Much of the flexibility comes from banking developments, most specifically the Check 21 measure that came through in 2003. Prior to that, banks settled check payments by physically transporting enormous amounts of physical checks to each other. The Check 21 reform allowed banks to send digital images of checks to settle transactions. As an outgrowth of that convenience, digital checks—or photos of them—are now an accepted form of transferring payments between parties.
But just because a merchant finds a transaction appealing doesn’t mean a customer will, Burroughs points out: “That’s why we based our payment strategy on giving the consumer a reason to pay with a phone. It’s the reward of ions and getting the benefits with future purchases.”
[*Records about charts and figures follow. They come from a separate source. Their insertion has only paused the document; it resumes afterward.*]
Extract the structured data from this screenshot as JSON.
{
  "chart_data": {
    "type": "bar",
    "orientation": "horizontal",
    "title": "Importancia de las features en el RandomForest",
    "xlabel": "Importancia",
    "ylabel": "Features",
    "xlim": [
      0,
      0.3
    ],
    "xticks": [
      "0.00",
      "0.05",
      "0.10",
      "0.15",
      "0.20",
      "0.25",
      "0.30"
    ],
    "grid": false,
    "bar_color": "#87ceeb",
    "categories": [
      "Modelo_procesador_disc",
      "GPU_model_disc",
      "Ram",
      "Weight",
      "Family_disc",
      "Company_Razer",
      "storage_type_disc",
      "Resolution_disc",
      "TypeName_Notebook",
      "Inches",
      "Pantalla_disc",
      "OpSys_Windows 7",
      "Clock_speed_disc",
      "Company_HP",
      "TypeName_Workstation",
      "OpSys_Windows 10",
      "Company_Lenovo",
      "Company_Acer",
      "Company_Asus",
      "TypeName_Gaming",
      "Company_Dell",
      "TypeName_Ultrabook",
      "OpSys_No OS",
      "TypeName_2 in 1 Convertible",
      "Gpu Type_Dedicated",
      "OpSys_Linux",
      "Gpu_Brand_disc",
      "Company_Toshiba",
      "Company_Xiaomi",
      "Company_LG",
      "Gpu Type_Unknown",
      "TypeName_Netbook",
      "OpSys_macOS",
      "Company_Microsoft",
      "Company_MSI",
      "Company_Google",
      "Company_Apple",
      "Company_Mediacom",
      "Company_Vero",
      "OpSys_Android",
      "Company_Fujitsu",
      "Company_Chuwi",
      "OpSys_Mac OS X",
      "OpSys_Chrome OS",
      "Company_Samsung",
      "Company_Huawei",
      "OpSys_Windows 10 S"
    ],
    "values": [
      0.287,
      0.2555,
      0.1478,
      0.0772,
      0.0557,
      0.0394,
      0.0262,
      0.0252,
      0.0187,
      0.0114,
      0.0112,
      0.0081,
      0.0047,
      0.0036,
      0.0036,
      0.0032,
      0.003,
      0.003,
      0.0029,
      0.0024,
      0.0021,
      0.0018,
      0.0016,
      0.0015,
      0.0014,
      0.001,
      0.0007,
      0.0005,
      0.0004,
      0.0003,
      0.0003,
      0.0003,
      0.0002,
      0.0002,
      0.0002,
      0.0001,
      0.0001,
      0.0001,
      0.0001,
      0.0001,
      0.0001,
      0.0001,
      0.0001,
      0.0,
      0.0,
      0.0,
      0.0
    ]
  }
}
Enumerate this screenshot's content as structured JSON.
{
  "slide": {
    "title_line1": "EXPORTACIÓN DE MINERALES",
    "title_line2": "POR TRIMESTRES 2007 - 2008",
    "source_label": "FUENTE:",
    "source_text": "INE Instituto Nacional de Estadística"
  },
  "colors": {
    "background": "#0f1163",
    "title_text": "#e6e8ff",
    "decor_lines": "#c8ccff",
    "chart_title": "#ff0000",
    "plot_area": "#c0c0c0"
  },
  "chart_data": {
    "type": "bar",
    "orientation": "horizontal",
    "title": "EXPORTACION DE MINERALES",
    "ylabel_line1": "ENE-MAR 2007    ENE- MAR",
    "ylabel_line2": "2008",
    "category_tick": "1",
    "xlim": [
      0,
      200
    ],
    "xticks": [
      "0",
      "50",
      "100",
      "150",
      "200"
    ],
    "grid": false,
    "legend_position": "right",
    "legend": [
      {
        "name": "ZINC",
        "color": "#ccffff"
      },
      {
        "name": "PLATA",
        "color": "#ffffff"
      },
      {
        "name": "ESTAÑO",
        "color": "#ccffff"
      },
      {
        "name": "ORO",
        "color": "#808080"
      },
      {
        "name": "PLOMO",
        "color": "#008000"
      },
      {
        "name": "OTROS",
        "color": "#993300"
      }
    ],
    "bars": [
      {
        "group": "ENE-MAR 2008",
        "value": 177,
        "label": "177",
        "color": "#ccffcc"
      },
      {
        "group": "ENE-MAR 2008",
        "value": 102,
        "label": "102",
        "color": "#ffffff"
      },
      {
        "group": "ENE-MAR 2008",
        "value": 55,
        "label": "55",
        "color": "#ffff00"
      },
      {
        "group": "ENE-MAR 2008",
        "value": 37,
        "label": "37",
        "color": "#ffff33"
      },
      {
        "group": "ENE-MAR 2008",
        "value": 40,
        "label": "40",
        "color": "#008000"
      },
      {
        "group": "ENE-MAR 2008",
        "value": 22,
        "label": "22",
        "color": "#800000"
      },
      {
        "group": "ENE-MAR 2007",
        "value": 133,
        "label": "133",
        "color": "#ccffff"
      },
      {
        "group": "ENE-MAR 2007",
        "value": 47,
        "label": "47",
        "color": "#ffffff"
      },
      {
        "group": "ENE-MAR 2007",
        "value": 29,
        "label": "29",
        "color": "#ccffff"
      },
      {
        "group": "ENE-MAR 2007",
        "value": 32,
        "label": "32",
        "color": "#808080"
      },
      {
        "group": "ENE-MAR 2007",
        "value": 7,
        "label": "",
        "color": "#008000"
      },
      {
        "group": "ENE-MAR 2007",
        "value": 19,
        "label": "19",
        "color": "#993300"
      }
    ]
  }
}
From a retailer perspective, the time to get into the game is now, Call says. “A lot of companies are sitting back and waiting to see what solution prevails,” he says. “But I believe those who embrace the technology and get involved in the movement will be far ahead of their competitors.”
Yet just as retailers begin to see the potential of digital currency for their businesses, new challenges can arise. For instance, in Wolman’s presentation, he gave the example of a CPG manufacturer thinking out loud about how these new currencies could allow brands to communicate directly with consumers. Points could be tied to a big-name candy bar or cereal and entice the consumer directly—ignoring or even bypassing the retailer altogether.
“No doubt the brands are getting closer to the consumer,” says Anton Bakker, president of Outsite Networks, Norfolk, Va., whose company has developed an app that can consolidate brand searches and help consumers find retailers carrying their favorite brands. “But I don’t think the retailer will ever get cut out. It’s an impulse [channel].”